When a conductor moves through a magnetic field, charge carriers experience Lorentz force F⃗ = q(v⃗ × B⃗), separating charges and creating EMF. For a straight conductor of length L moving perpendicular to field B at speed v: ε = BLv. This can be understood as Faraday's law applied to the changing loop area: ε = −dΦ/dt = BLv. Motional EMF is the basis for electromagnetic generators.
From Faraday's law, you know that a changing magnetic flux through a loop induces an EMF. But flux can change in two ways: either the magnetic field strength changes, or the area of the loop changes. Motional EMF is the second case — the flux changes because part of the loop is physically moving, sweeping out new area in the field.

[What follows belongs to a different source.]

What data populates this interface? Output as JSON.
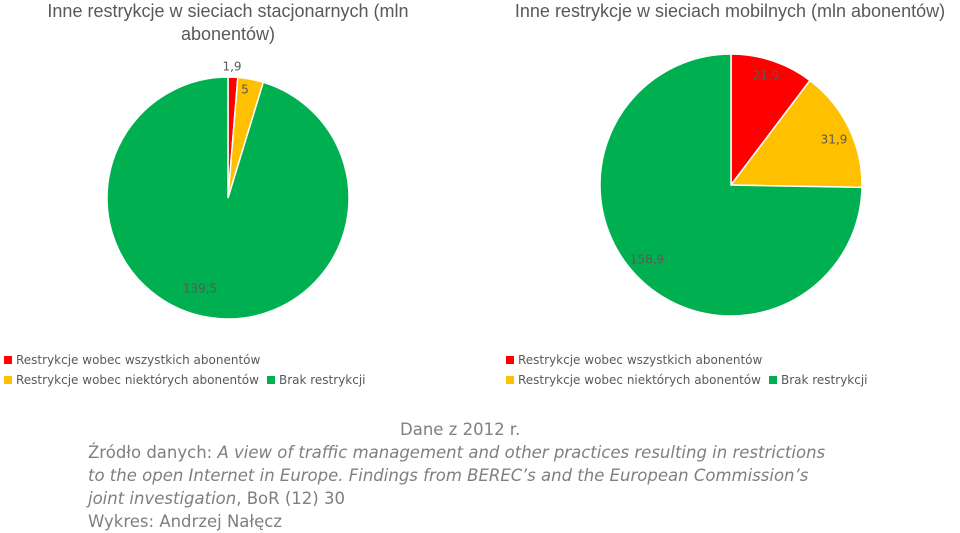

The most instructive starting point is not the loop, but a single conducting rod of length L sliding along rails in a uniform magnetic field B⃗ pointing out of the page. The rod moves to the right at speed v. Each free electron in the rod is a charge carrier moving with the rod, so it has velocity v⃗ to the right. The Lorentz force on a positive carrier is F⃗ = qv⃗ × B⃗, which by the right-hand rule points upward along the rod. Positive charges accumulate at the top, negative at the bottom, until the electric field from the separated charges exactly balances the magnetic force. The resulting potential difference — the EMF — is ε = BLv, found by integrating the force per unit charge along the rod length.
Now zoom out and see the same situation through Faraday's law. The rod and its two rails form a rectangular loop. As the rod moves rightward by dx in time dt, the loop area increases by dA = L·dx. The rate of change of flux is dΦ/dt = B · dA/dt = B · L · v. Faraday's law gives ε = dΦ/dt = BLv — the same answer. This agreement is not a coincidence: the two perspectives are equivalent descriptions of the same physics. The Lorentz force on moving charges is what Faraday's law "knows" when the conductor is moving.
This principle is the foundation of electromagnetic generators. In a real generator, a rectangular coil rotates in a magnetic field. As it rotates, the angle between B⃗ and the area vector changes sinusoidally, so Φ = BA cos(ωt) and ε = BAω sin(ωt) — a sinusoidal AC voltage. Every power plant on Earth, regardless of whether the input energy comes from steam turbines, water, or wind, converts that energy into electricity by using this same motional EMF: mechanical rotation sweeps conducting loops through magnetic fields, turning kinetic energy into an electrical potential difference.